Federal prosecutors contend that jurisdictional problems, lack of effective laws and the priority of other cases caused the long delay in following through on Mulcahy's information. But some Justice officials suggest that CIA agents had impeded faster action. One prosecutor told TIME, "When you deal with the CIA everything is done with a wink and a nod. And there was a lot of winking and nodding going on."
Former CIA Director Stansfield Turner, who inherited the Wilson-Terpil problem in 1977, promptly fired two agents, Loomis and Weisenburger. Shackley's role is still being studied. Action against former agents is difficult because there is no law, or even a CIA regulation, banning them from selling their expertise, short of national security secrets, or exploiting past CIA commercial connections once they leave the agency. One formidable reason is that the CIA often wants to use such "former" operatives in future undercover work.

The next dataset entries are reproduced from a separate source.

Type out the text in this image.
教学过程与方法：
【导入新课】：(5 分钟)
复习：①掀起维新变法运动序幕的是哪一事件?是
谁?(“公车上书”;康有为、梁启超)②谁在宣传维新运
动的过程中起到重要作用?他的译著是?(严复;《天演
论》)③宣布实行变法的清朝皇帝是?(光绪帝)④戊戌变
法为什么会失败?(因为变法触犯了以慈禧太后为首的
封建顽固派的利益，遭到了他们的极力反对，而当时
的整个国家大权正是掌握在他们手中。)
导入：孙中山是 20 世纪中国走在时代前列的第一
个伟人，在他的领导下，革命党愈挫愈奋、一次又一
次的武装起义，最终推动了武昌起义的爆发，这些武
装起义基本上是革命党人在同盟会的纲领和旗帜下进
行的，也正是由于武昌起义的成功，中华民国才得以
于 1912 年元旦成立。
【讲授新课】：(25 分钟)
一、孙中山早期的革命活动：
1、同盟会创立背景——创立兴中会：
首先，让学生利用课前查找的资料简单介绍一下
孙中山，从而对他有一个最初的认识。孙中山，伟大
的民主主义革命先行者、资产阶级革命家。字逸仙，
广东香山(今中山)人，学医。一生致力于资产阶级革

The CIA's apparent reluctance to help push the Wilson-Terpil case faster carries more ominous undertones. Wilson's lawyers have hinted to the prosecutors that they would turn any trial into a case against the CIA and would include the claim that Wilson, at the time of his deals with Gaddafi, was still working for the agency. Some investigators suspect that Wilson would try to link other former and even current senior CIA officials with similar arms deals for private profit.
Joel Lisker, chief counsel to the Senate Subcommittee on Security and Terrorism, doubts that the number of former agents involved in such traffic is large. "But it doesn't need to be," he adds. "Terpil and Wilson alone could keep Gaddafi and Idi Amin supplied with everything they need." Lisker suspects that the CIA probably did know about the Wilson and Terpil dealings with the Libyan dictator, explaining, "Gaddafi is the No. 1 guy the CIA wants to get next to. He's a bad guy --and so are Wilson and Terpil. How else could the CIA get close?"
But the problem of former high U.S. officials profiteering in shady deals with unfriendly nations may go beyond the CIA, if Mulcahy is to be believed. He told TIME last week, "I know former U.S. military officers of flag rank who are in illegal arms sales. The problem is so big that people in Washington are afraid to deal with it." --By Ed Magnuson.